Thursday, March 24, 2011

Supplementary files, publishing, and standards

The publishing world is slowly changes. Things a small community has been screaming for more than a decade now (and possible before that), that data standards in publishing are inadequate. PDF has not helped (fortunately there are replacement initiatives). Even new journals do not do everything right from the start, but at least there is the effort, such as I discussed in these posts:
This week BioMed Central's Iain asked the community how to put their Open Data initiative into practice. There are some good points in the write up, such as:
    Editors and publishers are acutely aware of the limited pool of peer reviewers who are increasingly called upon to help try and ensure the integrity of the published record. The online availability of research data as a supplementary (additional) files has prompted debate about the role of peer review in this non-written material, and indeed the role of journals in publishing this material.
I can very much relate to this problem, and spent about an hour this morning reviewing Additional files to a paper I was reviewing for BioMed Central. And I had quite a few comments, and overall, the section was inadequate.

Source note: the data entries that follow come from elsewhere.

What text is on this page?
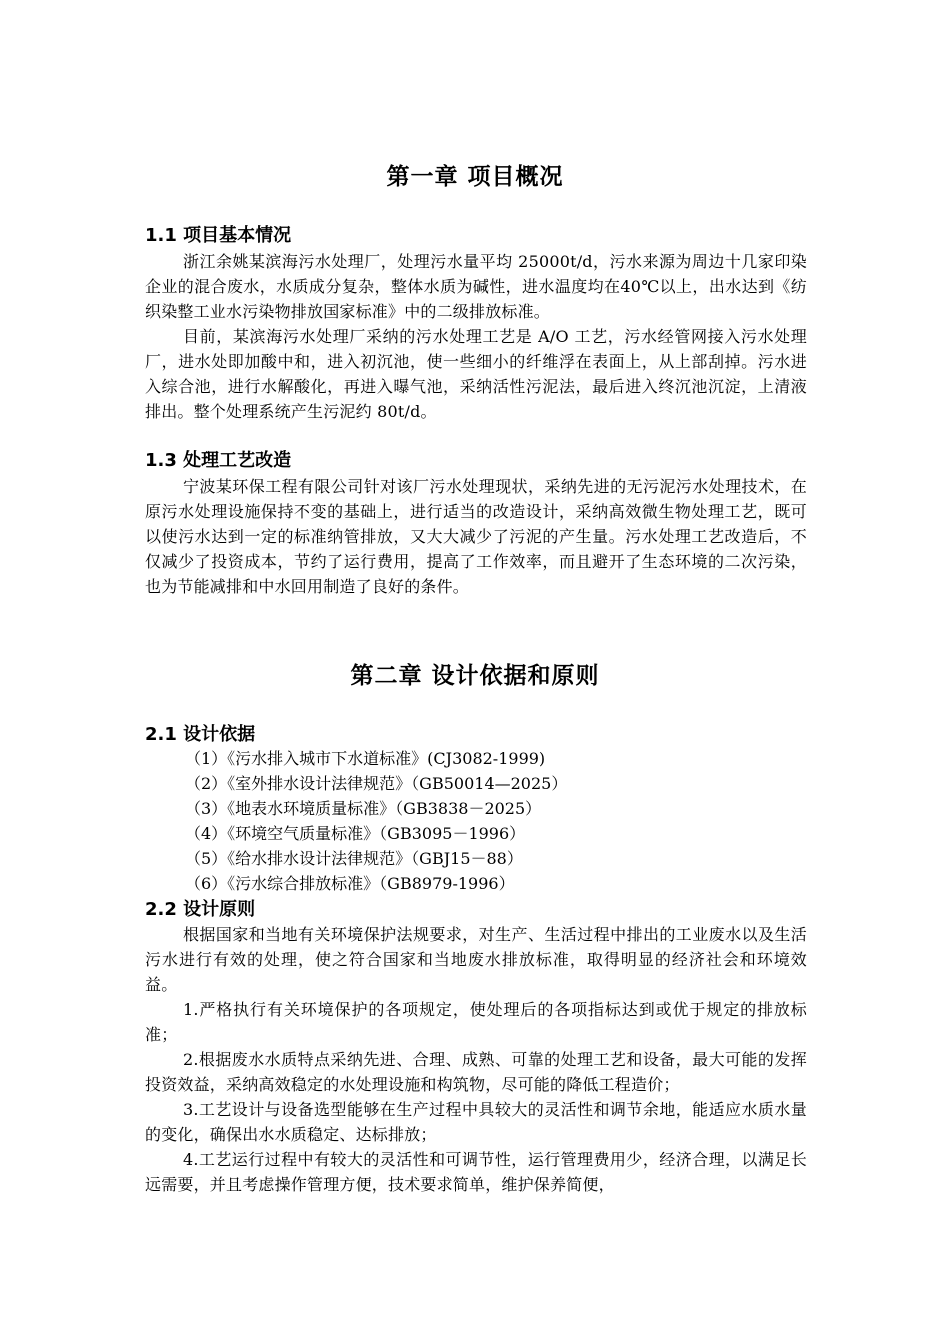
第一章 项目概况
1.1 项目基本情况

浙江余姚某滨海污水处理厂，处理污水量平均 25000t/d，污水来源为周边十几家印染企业的混合废水，水质成分复杂，整体水质为碱性，进水温度均在40℃以上，出水达到《纺织染整工业水污染物排放国家标准》中的二级排放标准。

目前，某滨海污水处理厂采纳的污水处理工艺是 A/O 工艺，污水经管网接入污水处理厂，进水处即加酸中和，进入初沉池，使一些细小的纤维浮在表面上，从上部刮掉。污水进入综合池，进行水解酸化，再进入曝气池，采纳活性污泥法，最后进入终沉池沉淀，上清液排出。整个处理系统产生污泥约 80t/d。

1.3 处理工艺改造

宁波某环保工程有限公司针对该厂污水处理现状，采纳先进的无污泥污水处理技术，在原污水处理设施保持不变的基础上，进行适当的改造设计，采纳高效微生物处理工艺，既可以使污水达到一定的标准纳管排放，又大大减少了污泥的产生量。污水处理工艺改造后，不仅减少了投资成本，节约了运行费用，提高了工作效率，而且避开了生态环境的二次污染，也为节能减排和中水回用制造了良好的条件。

第二章 设计依据和原则
2.1 设计依据
（1）《污水排入城市下水道标准》(CJ3082-1999)
（2）《室外排水设计法律规范》（GB50014—2025）
（3）《地表水环境质量标准》（GB3838－2025）
（4）《环境空气质量标准》（GB3095－1996）
（5）《给水排水设计法律规范》（GBJ15－88）
（6）《污水综合排放标准》（GB8979-1996）
2.2 设计原则

根据国家和当地有关环境保护法规要求，对生产、生活过程中排出的工业废水以及生活污水进行有效的处理，使之符合国家和当地废水排放标准，取得明显的经济社会和环境效益。

1.严格执行有关环境保护的各项规定，使处理后的各项指标达到或优于规定的排放标准；

2.根据废水水质特点采纳先进、合理、成熟、可靠的处理工艺和设备，最大可能的发挥投资效益，采纳高效稳定的水处理设施和构筑物，尽可能的降低工程造价；

3.工艺设计与设备选型能够在生产过程中具较大的灵活性和调节余地，能适应水质水量的变化，确保出水水质稳定、达标排放；

4.工艺运行过程中有较大的灵活性和可调节性，运行管理费用少，经济合理，以满足长远需要，并且考虑操作管理方便，技术要求简单，维护保养简便，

I tried to reply in the blog, but my comment was marked as SPAM because it had more than 1000 characters (update: this seems to have been manually fixed now, thanx!). So much for constructive comments :) So, here goes:
    Dear Iain,

    thank you for this interesting and important post! I absolutely agree that some standards need to be set. Scientists have been unable to do this, and publishers can distinguish themselves from competition in doing this right.

    Without going into detail what 'right' is (I have very strong opinions on that :), what is important for BioMedCentral right now, is put the advantages so closely in front of the scientist, they can no longer ignore it, or say 'whatever' (which they do now).

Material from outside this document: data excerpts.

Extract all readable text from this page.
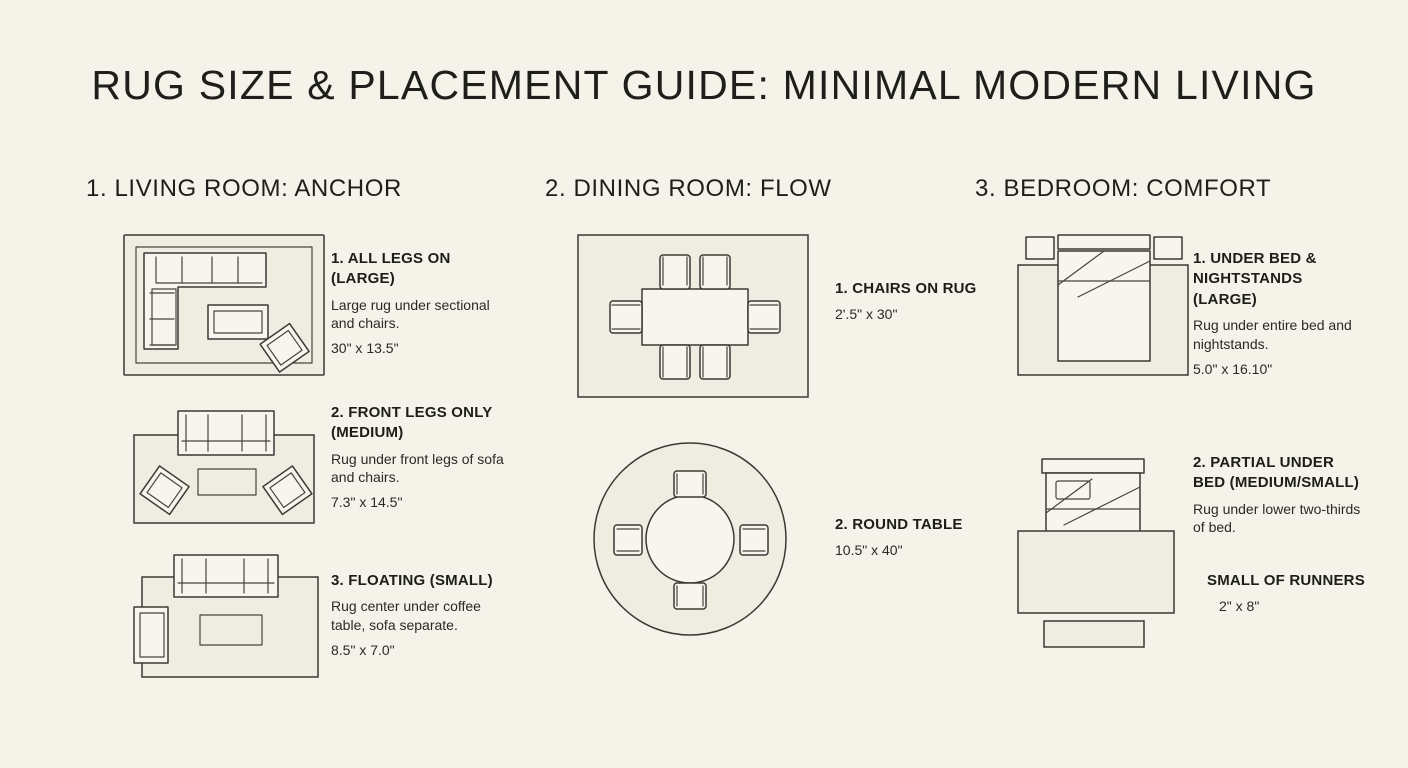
RUG SIZE & PLACEMENT GUIDE: MINIMAL MODERN LIVING
1. LIVING ROOM: ANCHOR
1. ALL LEGS ON (LARGE)
Large rug under sectional and chairs.
30" x 13.5"
2. FRONT LEGS ONLY (MEDIUM)
Rug under front legs of sofa and chairs.
7.3" x 14.5"
3. FLOATING (SMALL)
Rug center under coffee table, sofa separate.
8.5" x 7.0"
2. DINING ROOM: FLOW
1. CHAIRS ON RUG
2'.5" x 30"
2. ROUND TABLE
10.5" x 40"
3. BEDROOM: COMFORT
1. UNDER BED & NIGHTSTANDS (LARGE)
Rug under entire bed and nightstands.
5.0" x 16.10"
2. PARTIAL UNDER BED (MEDIUM/SMALL)
Rug under lower two-thirds of bed.
SMALL OF RUNNERS
2" x 8"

    BMC must therefore demonstrate what this reuse, reproducibility, etc, practically means. So, Goal 0 must be: do something with the 'additional files': process them yourself and 1) associate every single additional file with facts about that file; 2) index them, and create a search engine to search additional files based on their content, *cross* all BMC journals; 3) provide alternative download formats, showing what it means to use Open Standards.

    Open Data is not the goal; it's the means to do science better.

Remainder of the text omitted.